I’m part of an email group that discusses children’s literature, and recently there was a conversation about child authors and then more specifically about Christopher Paolini and the derivative nature of his stories. I posted the following, and I thought I’d post it here as well:
Interactive fan culture and gaming seem to be having an effect on the way kids consume stories. Anyone with an internet connection or gaming console can leap into a fantasy world and create characters and adventures of their own.
Middle Earth, in particular, has long become a default fantasy world, a paint-by-number starting point in much the same way as ancient Greek myths or vampire myths. Gaming worlds such as Warhammer and World of Warcraft (and by backward extension, Dungeons & Dragons), with their elegant elves, mountain-dwelling dwarfs, and “evil” orcs, are just two examples. The gravitational pull of Middle Earth is so strong that many fantasy fans are happy not to leave orbit, whether they are participating as creators, consumers, or both. The quality of story in much fan fiction and most video games is highly questionable from a literary point of view, but that’s often beside the point.
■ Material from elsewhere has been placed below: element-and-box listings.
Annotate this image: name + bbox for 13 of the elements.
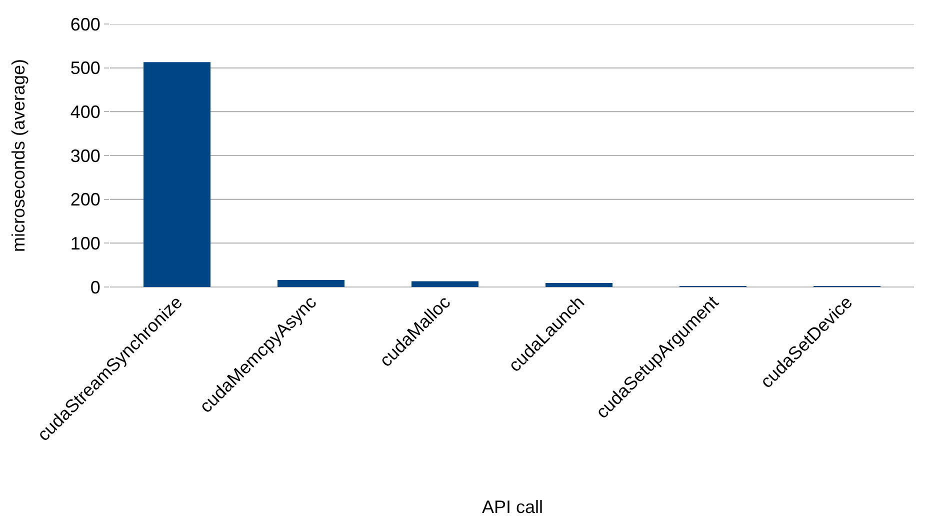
bar [144,62,210,287]
y-tick-label: 200 [70,190,100,210]
bar [278,280,344,287]
y-axis-title: microseconds (average) [8,58,29,252]
y-tick-label: 500 [70,58,100,78]
y-tick-label: 600 [70,14,100,34]
bar [546,283,612,287]
y-tick-label: 100 [70,233,100,254]
y-tick-label: 0 [90,277,100,298]
x-axis-title: API call [482,497,544,517]
y-tick-label: 400 [70,102,100,122]
y-tick-label: 300 [70,146,100,166]
bar [412,281,478,287]
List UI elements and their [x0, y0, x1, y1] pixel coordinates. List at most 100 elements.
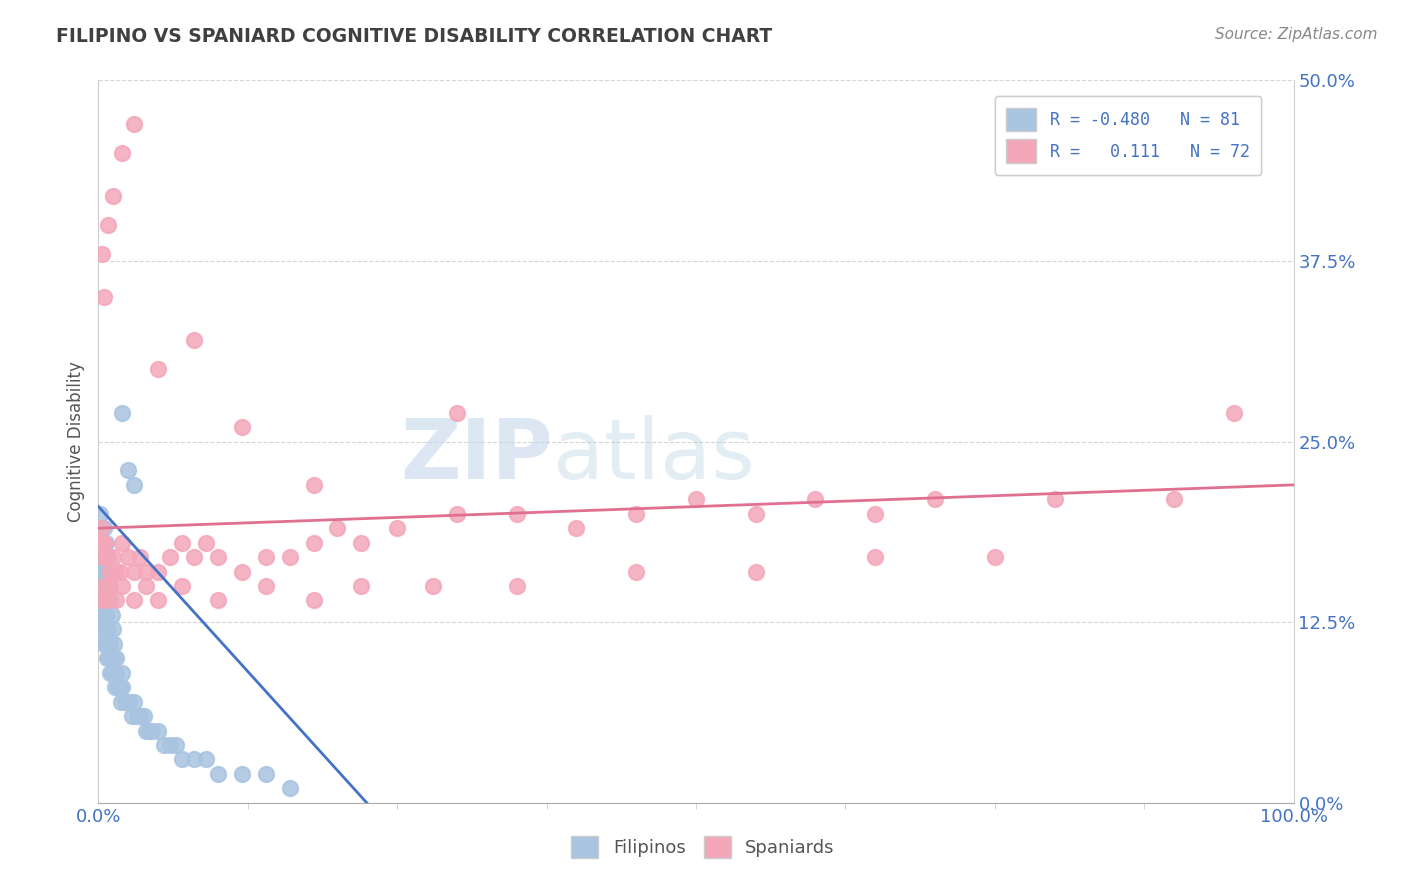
Point — [124, 695, 146, 709]
Point — [111, 535, 134, 549]
Point — [93, 290, 115, 304]
Point — [148, 362, 170, 376]
Point — [108, 680, 131, 694]
Point — [207, 593, 229, 607]
Point — [148, 593, 170, 607]
Point — [98, 637, 121, 651]
Legend: R = -0.480   N = 81, R =   0.111   N = 72: R = -0.480 N = 81, R = 0.111 N = 72 — [994, 95, 1261, 175]
Point — [165, 738, 187, 752]
Point — [97, 550, 120, 565]
Point — [1163, 492, 1185, 507]
Point — [172, 579, 194, 593]
Point — [94, 550, 117, 565]
Point — [350, 579, 373, 593]
Point — [89, 535, 111, 549]
Point — [94, 607, 117, 622]
Point — [94, 623, 117, 637]
Point — [745, 565, 768, 579]
Point — [111, 680, 134, 694]
Point — [93, 579, 115, 593]
Point — [745, 507, 768, 521]
Text: FILIPINO VS SPANIARD COGNITIVE DISABILITY CORRELATION CHART: FILIPINO VS SPANIARD COGNITIVE DISABILIT… — [56, 27, 772, 45]
Point — [91, 535, 114, 549]
Point — [302, 593, 325, 607]
Point — [865, 507, 887, 521]
Point — [183, 752, 205, 766]
Point — [1223, 406, 1246, 420]
Point — [111, 665, 134, 680]
Legend: Filipinos, Spaniards: Filipinos, Spaniards — [564, 829, 842, 865]
Point — [172, 535, 194, 549]
Point — [89, 565, 111, 579]
Point — [172, 752, 194, 766]
Point — [91, 550, 114, 565]
Point — [124, 478, 146, 492]
Point — [278, 781, 301, 796]
Point — [153, 738, 176, 752]
Text: atlas: atlas — [553, 416, 754, 497]
Point — [231, 767, 253, 781]
Point — [89, 507, 111, 521]
Point — [115, 695, 138, 709]
Point — [98, 651, 121, 665]
Point — [626, 507, 648, 521]
Point — [148, 565, 170, 579]
Point — [138, 723, 160, 738]
Point — [93, 607, 115, 622]
Point — [195, 752, 218, 766]
Point — [91, 579, 114, 593]
Point — [254, 579, 277, 593]
Point — [1043, 492, 1066, 507]
Text: Source: ZipAtlas.com: Source: ZipAtlas.com — [1215, 27, 1378, 42]
Point — [105, 651, 128, 665]
Point — [97, 565, 120, 579]
Point — [104, 680, 127, 694]
Point — [108, 565, 131, 579]
Point — [96, 623, 118, 637]
Point — [101, 651, 124, 665]
Point — [101, 665, 124, 680]
Point — [124, 117, 146, 131]
Point — [254, 767, 277, 781]
Point — [93, 521, 115, 535]
Point — [91, 593, 114, 607]
Point — [984, 550, 1007, 565]
Point — [159, 738, 181, 752]
Point — [107, 680, 129, 694]
Point — [117, 463, 139, 477]
Point — [105, 593, 128, 607]
Point — [183, 334, 205, 348]
Point — [207, 550, 229, 565]
Point — [98, 579, 121, 593]
Point — [110, 695, 132, 709]
Point — [159, 550, 181, 565]
Point — [302, 478, 325, 492]
Point — [91, 623, 114, 637]
Point — [141, 723, 163, 738]
Point — [135, 723, 157, 738]
Point — [302, 535, 325, 549]
Point — [685, 492, 707, 507]
Point — [97, 623, 120, 637]
Point — [422, 579, 444, 593]
Point — [93, 637, 115, 651]
Point — [90, 550, 112, 565]
Point — [207, 767, 229, 781]
Point — [132, 709, 155, 723]
Point — [924, 492, 946, 507]
Point — [231, 565, 253, 579]
Point — [105, 665, 128, 680]
Point — [91, 607, 114, 622]
Point — [135, 579, 157, 593]
Point — [124, 593, 146, 607]
Point — [100, 607, 122, 622]
Point — [98, 637, 122, 651]
Point — [105, 565, 128, 579]
Point — [129, 709, 152, 723]
Point — [626, 565, 648, 579]
Point — [98, 579, 122, 593]
Point — [124, 565, 146, 579]
Point — [98, 565, 122, 579]
Point — [100, 651, 122, 665]
Point — [96, 637, 118, 651]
The point is access to a world, and an open door to make a personal imprint on a fantasy universe you’ve grown to love.
I believe this is an important consideration when deliberating on Paolini’s grand theft tolkein, and particularly when pondering his success. Eragon reads like a meaty piece of fan fiction. And my guess is that part of the success of Eragon, beyond the young author buzz, is that it’s a rags-to-riches tale of a citizen of the Middle Earth fandom.
Personally, I don’t have much patience for derivative fantasy worlds. Life is short, and I’m a slow reader, so I am always looking for something original. Then again, I also don’t have much respect for singers who become famous with songs they didn’t write, and I know I’m in the minority there.
On the other hand, I have a genuine appreciation for straight-up fan fiction and karaoke.